We know about Hitler’s contempt for the German people from the time we examined the main themes of Mein Kampf. (Goebbels’ disdain for “the human canaille” was not less.) Already during the battle of Stalingrad he said: “In this too I am cold as ice: if the German Volk is not ready to fight for its self-preservation, very well, then it must vanish.” 803 This attitude of Hitler will take on monstrous proportions towards the end. “If the German people are no longer so strong and ready for sacrifice that they will stake their own blood on their existence, they deserve to pass away and be annihilated by another, stronger power … If this is the case I would not shed a tear for the German people.” 804 And to Albert Speer he said: “If the German nation is now defeated in this struggle, it has been too weak.

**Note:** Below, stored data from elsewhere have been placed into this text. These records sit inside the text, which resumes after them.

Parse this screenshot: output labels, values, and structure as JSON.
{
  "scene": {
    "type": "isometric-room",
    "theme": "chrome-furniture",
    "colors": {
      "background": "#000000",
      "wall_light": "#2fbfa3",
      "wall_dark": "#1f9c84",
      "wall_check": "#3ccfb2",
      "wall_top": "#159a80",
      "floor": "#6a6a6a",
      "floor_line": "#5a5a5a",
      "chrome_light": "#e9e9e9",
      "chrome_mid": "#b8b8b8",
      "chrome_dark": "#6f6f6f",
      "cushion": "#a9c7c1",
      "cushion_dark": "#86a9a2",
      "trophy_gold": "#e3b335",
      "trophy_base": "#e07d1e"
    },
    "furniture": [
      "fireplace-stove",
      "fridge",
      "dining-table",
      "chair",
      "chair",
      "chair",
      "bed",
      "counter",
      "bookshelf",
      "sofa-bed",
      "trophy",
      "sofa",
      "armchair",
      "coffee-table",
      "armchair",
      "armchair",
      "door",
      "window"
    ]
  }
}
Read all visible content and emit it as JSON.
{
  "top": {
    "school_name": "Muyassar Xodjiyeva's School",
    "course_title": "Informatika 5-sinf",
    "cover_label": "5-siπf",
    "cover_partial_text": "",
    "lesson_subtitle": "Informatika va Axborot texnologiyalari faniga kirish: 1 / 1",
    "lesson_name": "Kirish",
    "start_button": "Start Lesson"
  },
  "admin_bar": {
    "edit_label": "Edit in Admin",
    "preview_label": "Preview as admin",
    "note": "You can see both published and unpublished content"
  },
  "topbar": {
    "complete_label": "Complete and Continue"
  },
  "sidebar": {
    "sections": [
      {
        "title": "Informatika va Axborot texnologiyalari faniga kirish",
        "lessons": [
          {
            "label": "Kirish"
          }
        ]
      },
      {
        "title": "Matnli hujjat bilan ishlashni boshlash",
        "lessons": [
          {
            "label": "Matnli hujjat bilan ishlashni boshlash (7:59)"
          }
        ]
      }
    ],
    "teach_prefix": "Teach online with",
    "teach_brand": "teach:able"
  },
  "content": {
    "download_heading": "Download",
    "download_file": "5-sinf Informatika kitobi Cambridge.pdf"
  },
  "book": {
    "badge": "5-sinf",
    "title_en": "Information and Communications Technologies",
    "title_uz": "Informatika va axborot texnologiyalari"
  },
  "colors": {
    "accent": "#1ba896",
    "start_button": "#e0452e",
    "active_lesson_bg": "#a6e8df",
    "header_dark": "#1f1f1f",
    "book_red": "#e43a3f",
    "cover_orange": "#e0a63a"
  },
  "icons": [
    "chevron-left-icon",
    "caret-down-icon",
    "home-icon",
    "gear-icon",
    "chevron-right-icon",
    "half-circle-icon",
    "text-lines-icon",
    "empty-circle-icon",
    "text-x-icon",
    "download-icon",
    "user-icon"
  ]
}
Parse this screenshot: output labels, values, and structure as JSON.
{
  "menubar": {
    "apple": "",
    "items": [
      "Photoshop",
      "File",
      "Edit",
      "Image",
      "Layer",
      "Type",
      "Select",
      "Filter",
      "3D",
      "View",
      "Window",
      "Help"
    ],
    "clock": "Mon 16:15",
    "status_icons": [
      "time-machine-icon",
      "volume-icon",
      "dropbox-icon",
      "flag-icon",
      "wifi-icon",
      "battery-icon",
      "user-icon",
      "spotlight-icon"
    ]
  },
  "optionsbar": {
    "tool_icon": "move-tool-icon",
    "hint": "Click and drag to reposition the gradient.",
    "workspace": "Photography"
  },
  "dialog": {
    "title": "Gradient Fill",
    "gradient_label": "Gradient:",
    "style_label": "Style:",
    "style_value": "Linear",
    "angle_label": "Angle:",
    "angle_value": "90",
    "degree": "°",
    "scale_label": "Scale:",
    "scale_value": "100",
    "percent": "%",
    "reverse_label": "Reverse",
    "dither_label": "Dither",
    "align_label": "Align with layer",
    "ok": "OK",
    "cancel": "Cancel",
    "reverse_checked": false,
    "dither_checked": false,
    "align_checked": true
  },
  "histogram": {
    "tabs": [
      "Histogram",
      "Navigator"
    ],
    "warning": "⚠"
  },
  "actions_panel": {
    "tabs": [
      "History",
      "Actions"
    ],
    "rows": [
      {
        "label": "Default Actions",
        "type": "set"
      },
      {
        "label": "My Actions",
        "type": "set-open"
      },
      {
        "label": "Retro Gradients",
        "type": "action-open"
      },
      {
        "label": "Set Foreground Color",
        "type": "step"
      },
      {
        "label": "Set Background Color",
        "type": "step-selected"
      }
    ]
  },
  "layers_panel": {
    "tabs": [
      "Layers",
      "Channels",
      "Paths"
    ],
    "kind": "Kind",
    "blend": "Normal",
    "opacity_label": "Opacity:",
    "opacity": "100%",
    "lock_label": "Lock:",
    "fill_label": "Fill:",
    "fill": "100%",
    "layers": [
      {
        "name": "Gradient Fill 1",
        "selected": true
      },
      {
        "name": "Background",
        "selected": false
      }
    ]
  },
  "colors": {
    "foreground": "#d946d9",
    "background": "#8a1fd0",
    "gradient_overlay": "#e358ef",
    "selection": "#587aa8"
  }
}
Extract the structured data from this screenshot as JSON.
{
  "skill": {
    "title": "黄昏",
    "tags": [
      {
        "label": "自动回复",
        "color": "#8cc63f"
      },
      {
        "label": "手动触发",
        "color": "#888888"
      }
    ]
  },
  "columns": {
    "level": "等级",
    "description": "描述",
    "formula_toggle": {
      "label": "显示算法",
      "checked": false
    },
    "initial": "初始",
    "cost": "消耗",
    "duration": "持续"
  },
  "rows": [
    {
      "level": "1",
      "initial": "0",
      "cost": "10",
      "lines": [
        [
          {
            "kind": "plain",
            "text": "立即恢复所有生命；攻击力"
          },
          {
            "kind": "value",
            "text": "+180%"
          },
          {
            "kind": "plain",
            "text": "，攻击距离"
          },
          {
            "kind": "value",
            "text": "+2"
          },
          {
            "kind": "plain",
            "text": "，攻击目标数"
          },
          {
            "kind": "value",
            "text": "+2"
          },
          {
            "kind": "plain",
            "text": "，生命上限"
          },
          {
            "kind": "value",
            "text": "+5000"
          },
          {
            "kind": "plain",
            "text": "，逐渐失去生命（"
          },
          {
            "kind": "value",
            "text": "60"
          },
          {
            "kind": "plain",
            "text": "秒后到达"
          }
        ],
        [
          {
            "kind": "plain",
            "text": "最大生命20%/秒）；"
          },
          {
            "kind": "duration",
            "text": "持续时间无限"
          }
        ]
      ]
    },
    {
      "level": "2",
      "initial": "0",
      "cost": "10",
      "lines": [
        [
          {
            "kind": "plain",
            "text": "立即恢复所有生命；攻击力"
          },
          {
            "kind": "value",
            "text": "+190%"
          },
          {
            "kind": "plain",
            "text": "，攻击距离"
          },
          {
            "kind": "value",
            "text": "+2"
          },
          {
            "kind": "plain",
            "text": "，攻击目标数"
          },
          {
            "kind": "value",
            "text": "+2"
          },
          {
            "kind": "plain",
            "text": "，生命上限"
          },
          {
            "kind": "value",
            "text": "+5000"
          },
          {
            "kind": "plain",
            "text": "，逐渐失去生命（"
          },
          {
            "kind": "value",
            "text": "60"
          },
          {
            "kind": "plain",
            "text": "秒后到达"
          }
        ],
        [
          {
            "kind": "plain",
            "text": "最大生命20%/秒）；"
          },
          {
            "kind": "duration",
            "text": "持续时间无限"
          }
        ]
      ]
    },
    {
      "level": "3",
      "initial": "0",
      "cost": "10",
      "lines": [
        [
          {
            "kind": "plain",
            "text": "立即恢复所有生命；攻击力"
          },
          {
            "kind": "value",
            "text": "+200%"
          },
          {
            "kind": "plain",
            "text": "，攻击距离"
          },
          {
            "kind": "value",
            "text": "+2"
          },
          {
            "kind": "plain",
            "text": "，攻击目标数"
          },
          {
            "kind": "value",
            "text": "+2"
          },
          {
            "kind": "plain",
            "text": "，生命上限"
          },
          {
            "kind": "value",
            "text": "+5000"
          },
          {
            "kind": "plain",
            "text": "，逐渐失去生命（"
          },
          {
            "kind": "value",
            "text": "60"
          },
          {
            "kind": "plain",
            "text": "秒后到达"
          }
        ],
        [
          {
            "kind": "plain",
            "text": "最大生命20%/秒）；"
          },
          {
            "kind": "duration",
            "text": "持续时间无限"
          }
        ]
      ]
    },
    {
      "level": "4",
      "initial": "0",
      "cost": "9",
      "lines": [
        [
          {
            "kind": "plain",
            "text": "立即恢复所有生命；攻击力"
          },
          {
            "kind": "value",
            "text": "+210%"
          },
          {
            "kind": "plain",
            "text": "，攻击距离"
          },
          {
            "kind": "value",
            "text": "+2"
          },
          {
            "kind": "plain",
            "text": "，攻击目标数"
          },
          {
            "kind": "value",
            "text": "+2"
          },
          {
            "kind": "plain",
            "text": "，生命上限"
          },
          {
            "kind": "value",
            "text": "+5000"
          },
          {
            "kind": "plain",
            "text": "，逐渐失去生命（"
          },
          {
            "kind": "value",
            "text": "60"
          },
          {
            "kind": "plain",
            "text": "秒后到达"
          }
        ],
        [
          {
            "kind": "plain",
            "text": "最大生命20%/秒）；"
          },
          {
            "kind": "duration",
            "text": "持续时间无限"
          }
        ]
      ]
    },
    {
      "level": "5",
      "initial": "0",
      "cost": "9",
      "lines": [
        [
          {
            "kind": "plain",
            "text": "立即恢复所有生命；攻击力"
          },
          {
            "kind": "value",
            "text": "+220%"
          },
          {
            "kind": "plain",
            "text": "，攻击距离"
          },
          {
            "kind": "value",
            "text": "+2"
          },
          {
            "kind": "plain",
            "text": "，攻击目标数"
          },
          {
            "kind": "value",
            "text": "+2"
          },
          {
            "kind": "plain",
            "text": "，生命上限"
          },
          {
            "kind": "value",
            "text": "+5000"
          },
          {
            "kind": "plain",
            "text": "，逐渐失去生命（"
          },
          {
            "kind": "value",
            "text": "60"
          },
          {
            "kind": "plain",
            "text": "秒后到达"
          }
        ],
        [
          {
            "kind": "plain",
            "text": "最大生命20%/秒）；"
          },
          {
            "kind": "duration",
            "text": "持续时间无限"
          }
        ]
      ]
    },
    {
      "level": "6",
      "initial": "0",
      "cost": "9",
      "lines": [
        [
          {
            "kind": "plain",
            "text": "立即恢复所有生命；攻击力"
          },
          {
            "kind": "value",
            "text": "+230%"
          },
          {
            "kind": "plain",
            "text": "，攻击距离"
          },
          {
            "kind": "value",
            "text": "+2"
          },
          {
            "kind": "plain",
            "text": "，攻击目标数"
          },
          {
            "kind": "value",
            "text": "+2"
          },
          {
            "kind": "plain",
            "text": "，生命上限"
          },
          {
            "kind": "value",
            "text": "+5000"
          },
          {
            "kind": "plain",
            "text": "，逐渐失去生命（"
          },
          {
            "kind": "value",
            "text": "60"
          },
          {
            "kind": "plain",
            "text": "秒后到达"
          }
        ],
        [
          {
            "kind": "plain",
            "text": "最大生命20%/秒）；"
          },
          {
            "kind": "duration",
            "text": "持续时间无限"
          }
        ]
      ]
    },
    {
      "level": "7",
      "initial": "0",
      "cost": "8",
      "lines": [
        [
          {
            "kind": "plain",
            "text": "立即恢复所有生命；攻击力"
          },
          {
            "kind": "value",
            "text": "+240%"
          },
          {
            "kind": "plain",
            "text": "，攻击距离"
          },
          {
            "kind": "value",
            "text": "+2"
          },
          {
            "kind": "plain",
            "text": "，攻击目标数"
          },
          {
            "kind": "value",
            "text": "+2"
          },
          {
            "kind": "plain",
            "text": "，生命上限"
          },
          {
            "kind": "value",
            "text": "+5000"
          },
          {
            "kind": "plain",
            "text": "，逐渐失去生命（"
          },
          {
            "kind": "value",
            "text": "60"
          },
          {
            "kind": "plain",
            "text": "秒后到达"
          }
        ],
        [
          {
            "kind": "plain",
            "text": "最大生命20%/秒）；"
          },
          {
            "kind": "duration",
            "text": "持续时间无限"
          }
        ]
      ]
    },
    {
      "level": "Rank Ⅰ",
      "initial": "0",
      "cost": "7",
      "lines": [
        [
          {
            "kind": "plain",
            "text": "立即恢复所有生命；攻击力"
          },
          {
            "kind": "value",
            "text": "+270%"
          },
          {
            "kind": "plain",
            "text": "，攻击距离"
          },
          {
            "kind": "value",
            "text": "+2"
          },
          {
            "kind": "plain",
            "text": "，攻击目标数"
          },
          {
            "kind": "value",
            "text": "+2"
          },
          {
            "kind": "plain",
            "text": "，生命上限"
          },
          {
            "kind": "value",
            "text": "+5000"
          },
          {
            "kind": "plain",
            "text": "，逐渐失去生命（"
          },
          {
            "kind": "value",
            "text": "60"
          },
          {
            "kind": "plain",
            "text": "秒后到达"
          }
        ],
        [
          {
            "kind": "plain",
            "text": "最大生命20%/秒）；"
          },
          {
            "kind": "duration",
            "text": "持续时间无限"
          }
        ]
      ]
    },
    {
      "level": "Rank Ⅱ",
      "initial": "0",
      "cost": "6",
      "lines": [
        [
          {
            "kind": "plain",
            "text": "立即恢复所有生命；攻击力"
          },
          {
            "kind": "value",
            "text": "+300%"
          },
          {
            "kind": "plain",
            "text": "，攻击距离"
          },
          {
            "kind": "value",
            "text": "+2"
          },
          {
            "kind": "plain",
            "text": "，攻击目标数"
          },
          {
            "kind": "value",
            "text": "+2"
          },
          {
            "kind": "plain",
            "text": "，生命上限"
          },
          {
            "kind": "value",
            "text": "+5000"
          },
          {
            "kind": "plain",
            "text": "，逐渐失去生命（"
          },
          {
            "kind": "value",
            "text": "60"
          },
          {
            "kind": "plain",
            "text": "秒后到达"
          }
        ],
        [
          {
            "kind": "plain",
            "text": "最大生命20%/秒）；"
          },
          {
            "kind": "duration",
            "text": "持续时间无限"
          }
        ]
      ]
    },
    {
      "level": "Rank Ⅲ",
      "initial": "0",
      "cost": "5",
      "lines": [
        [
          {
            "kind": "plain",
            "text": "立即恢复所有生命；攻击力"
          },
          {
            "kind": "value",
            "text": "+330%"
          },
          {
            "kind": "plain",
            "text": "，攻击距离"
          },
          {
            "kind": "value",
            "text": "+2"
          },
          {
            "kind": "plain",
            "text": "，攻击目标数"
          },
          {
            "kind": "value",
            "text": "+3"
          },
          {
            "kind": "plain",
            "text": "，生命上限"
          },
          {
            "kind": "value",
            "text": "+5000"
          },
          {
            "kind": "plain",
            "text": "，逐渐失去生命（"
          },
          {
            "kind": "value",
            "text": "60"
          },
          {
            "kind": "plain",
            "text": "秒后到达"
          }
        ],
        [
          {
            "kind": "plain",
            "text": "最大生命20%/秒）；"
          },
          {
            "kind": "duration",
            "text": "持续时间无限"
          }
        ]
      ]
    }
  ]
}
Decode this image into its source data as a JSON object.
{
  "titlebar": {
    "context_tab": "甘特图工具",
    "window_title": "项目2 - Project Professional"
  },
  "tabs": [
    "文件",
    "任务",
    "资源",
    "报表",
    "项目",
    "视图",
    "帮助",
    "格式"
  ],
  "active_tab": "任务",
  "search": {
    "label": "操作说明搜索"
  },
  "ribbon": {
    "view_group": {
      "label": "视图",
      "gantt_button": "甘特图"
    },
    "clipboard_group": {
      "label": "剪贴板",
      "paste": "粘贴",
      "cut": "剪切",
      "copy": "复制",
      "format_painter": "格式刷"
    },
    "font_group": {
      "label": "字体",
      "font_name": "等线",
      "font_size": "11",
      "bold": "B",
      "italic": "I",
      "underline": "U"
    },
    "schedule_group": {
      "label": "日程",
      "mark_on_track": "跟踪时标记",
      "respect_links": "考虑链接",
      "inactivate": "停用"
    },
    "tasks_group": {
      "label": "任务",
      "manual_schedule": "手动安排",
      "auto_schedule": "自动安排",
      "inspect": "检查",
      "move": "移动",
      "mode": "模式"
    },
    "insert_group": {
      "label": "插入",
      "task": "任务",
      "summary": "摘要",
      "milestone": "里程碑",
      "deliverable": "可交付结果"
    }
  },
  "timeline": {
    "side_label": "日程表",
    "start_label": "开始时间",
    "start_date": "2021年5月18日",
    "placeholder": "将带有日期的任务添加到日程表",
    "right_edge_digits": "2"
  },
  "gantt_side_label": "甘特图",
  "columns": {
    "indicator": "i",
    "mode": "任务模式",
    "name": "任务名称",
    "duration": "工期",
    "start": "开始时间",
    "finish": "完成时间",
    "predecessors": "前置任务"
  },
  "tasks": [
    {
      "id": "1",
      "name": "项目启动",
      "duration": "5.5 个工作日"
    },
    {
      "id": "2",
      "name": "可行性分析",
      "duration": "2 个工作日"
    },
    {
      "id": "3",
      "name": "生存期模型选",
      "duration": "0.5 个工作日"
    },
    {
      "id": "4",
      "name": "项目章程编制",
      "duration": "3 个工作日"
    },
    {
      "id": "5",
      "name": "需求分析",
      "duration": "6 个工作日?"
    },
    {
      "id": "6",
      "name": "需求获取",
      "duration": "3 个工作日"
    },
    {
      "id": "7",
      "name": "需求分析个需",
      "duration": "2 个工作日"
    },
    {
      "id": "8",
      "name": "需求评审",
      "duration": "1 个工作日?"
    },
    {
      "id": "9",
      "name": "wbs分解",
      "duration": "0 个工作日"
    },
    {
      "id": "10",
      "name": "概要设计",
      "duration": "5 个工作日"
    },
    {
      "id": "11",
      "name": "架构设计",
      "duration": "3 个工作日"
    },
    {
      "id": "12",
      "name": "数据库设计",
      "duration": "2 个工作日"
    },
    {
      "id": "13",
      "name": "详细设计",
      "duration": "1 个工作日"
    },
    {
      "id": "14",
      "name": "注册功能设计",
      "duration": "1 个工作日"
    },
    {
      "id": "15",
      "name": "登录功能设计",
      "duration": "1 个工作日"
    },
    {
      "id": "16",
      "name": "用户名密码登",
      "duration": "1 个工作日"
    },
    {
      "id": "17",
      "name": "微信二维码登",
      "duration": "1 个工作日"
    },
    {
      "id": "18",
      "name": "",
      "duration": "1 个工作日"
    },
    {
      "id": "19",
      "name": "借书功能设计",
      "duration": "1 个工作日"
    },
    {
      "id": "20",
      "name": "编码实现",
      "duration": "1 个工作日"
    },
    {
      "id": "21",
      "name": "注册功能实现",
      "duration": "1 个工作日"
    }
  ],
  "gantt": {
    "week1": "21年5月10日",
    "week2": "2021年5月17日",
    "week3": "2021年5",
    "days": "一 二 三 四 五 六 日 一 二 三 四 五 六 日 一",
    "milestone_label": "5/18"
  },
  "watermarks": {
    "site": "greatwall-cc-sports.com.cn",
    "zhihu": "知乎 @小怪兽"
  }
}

That will mean it has not withstood the test of history and was destined for nothing but doom.” 805

The man became ever more cynical. “The less the population has to lose, the more fanatically it will fight”, he said to Speer in connection with the bombings. “If the German people are incapable of appreciating me, I’ll fight this war alone!” he exclaimed, in the safety of his bunker moving phantom armies about in imaginary positions with broad sweeps of his hand. Finally, when the allied fronts moved unstoppably forward towards the centre of Germany, Hitler issued the orders for his scorched earth policy. “No German was to inhabit territory occupied by the enemy”, writes Speer. The entire population of the threatened areas was to be forcibly evacuated and all that remained behind destroyed. When his attention was drawn to the lack of transport for hundreds of thousands of people in the middle of the winter, he barked: “Let them walk!” and added to Keitel: “We can no longer afford to concern ourselves with the population.” 806

“If the war is lost”, he said to Speer, “the people will be lost also. It is not necessary to worry about what the German people will need for elemental survival. On the contrary, it is best for us to destroy even these things. For the nation has proved to be the weaker, and the future belongs solely to the stronger eastern nation [he meant the USSR]. In any case only those who are inferior will remain after this struggle, for the good have already been killed.” 807 The Messiah had not failed the Chosen People, his people had failed and betrayed him, all of them.